Text: Tito F. Hermoso / Photos: Tito F. Hermoso | posted March 31, 2011 15:02
Chevrolet's have that "comfort food" home cooking character about them; reassuring, reliable and fuss-free. Inexpensive and cheerful. Take the 1.4 LT Aveo sedan. It's a perky, style-mit-function device undeniably practical in form. Its huge trunk, tall roof, vast room, sweeping dashboard etc. matches the default Vios values. But why aren't there as many Aveo taxis?
Having been in the lead for more than 70 years, General Motors would want to claw the number one spot back, whether it be from Toyota or Volkswagen. Through its Chevrolet brand, GM aims to match Toyota, and now Hyundai, model for model, anywhere in the world. Though barely over a year old, TCCI, [The Covenant Car Company Inc.] has remolded Chevy's image. If BMW has "Joy", Chevy has "Cheerful" written all over it.
The General in miniature
TCCCI have the green shoots, a microcosm of what GM truly is around the world. "Proper" SUVs? The dealers can't get enough of the Suburban. Genuine American muscle? The picky sports car community is wowed by the Camaro. Compact diesel SUV? Captivas are undeniably value for money. Of course, there's the Cruze, the compact that launched its new image here. The newly introduced Spark is carrying on the cheer nicely and so should the Colorado pick up, due soon after the 2011 Bangkok Motor Show.
Target : VIOS
Recognizing that the Toyota Vios sedan leads the sub compact segment in Asia, Chevrolet has positioned its Aveo 4-door sedan to be a worthy rival as the sub compact segment is no longer a two brand battle, even as Toyota keeps fending off strong rivals like Honda and Hyundai. Even before, Aveo was one of the first small cars that followed the "tall boy" look allied with raised seating positions. All this not only provide a sense of extra space and improved visibility, but it allows for better positioning of the mandated anti-crash intrusion door beams.
Daewoo + GM = Global
GM had the Italians work on the Aveo to make the Chevrolet bow tie feel at home on the grille and to keep some heritage relations to Opel, the other sub-compact car maker in the GM world. With short front and rear overhangs and a long wheelbase, it gives it a "chuckable" and nippy character that goes with market expectations for handling from sub compacts. Brakes that are stronger than the ASEAN norm are easy to get acclimatized to.

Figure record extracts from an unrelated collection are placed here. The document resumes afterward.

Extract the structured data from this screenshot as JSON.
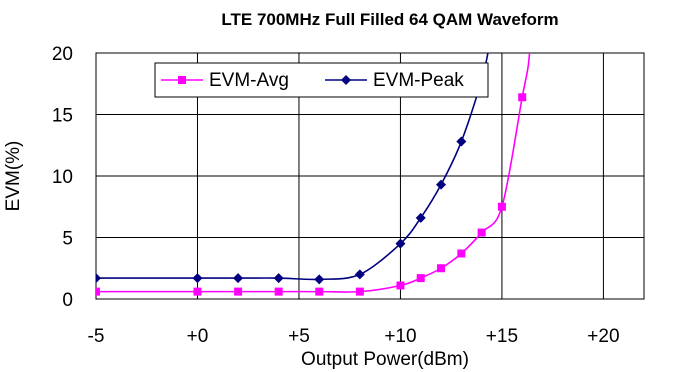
{
  "chart_data": {
    "type": "line",
    "title": "LTE  700MHz Full Filled 64 QAM Waveform",
    "xlabel": "Output Power(dBm)",
    "ylabel": "EVM(%)",
    "xlim": [
      -5,
      22
    ],
    "ylim": [
      0,
      20
    ],
    "x_ticks": [
      -5,
      0,
      5,
      10,
      15,
      20
    ],
    "x_tick_labels": [
      "-5",
      "+0",
      "+5",
      "+10",
      "+15",
      "+20"
    ],
    "y_ticks": [
      0,
      5,
      10,
      15,
      20
    ],
    "y_tick_labels": [
      "0",
      "5",
      "10",
      "15",
      "20"
    ],
    "grid": true,
    "legend_position": "top-center",
    "series": [
      {
        "name": "EVM-Avg",
        "color": "#FF00FF",
        "marker": "square",
        "x": [
          -5,
          0,
          2,
          4,
          6,
          8,
          10,
          11,
          12,
          13,
          14,
          15,
          16
        ],
        "y": [
          0.6,
          0.6,
          0.6,
          0.6,
          0.6,
          0.6,
          1.1,
          1.7,
          2.5,
          3.7,
          5.4,
          7.5,
          16.4
        ],
        "curve_tail": [
          [
            16.3,
            19
          ],
          [
            16.45,
            22
          ]
        ]
      },
      {
        "name": "EVM-Peak",
        "color": "#000080",
        "marker": "diamond",
        "x": [
          -5,
          0,
          2,
          4,
          6,
          8,
          10,
          11,
          12,
          13,
          14
        ],
        "y": [
          1.7,
          1.7,
          1.7,
          1.7,
          1.6,
          2.0,
          4.5,
          6.6,
          9.3,
          12.8,
          17.8
        ],
        "curve_tail": [
          [
            14.35,
            20.3
          ],
          [
            14.6,
            22
          ]
        ]
      }
    ]
  }
}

The Aveo ride is in the ASEAN idiom; firm body control rather than floating softness. Tourists familiar with airport rental Opels in Europe will not be feel estranged. A rider in the back will not have to bear with the irritating picayune jolts, bouncy tails and jiggles usually associated with small Korean cars. Over pockmarked roads, a muffled but audible thump, akin to the Germanic Ford Fiesta, is what one hears instead of a startling crash. Despite its light weight, the Aveo does not feel or sound tinny, the way some modern light cars do. Seats with good back and thigh support plus firm springing are another tradition that Korean makers have made the world expect as a given.
The Aveo, refreshed for 2011 already embodies the styling cues introduced in the brand new 2011 Spark. Even as the interior is now all black, the non-traditional textures and lots of glass does not make for an oppressive interior. To old fogies, the 4-spoke Aveo steering wheel with its thin rim and 4-spokes reminds one of the 1976 Mercedes 450SL's. Ditto for the ergonomic thumbwheels on the console.
Goodbye to the old, but...
This is a far cry from the first Daewoo based Aveos 8 years ago, when the brittle plastics conducted its own rattle concerto in deference to the stereo, in concert with the brittle ride. Performance of the first Aveo was politely called asthmatic.
The automatic shifters continues to make fools of those who do not read the instructions as the lever has to be pushed down in "P" in order to slot it out of the gate and into the "R-N-D-S-L" slots.
Paper weight clutch
The manual on the other hand, is traditional Korean light, positive on engagement and fluid of throws. The clutch is one of those paper weight ones that won't tax one's leg muscles in clutch-in-clutch-out stop and go traffic.
VGIS and hair trigger
The Aveo Sedan has a 1.4 liter 16 valve engines with Chevrolet's own VGIS form of variable inlet timing, instead of the more common 1.3-liter size. Euro 4 emissions standards take the kick out of jack rabbit starts in manual and even more so with the automatic, but the engine, like most low emissions multi-valvers, is willing to rev to high rpm. Fortuitously, GM has adopted the 1.4 to ASEAN cut-and-thrust urban driving tastes by adjusting the throttle body fuel feed to be a bit of a hair trigger. The manual does a rather thrifty 15.16km/liter on bio-ethanol unleaded, highway cycle, while the automatic does 13.78km/liter.
With such attributes, why, hasn't the taxi market paid attention to it? Why, indeed?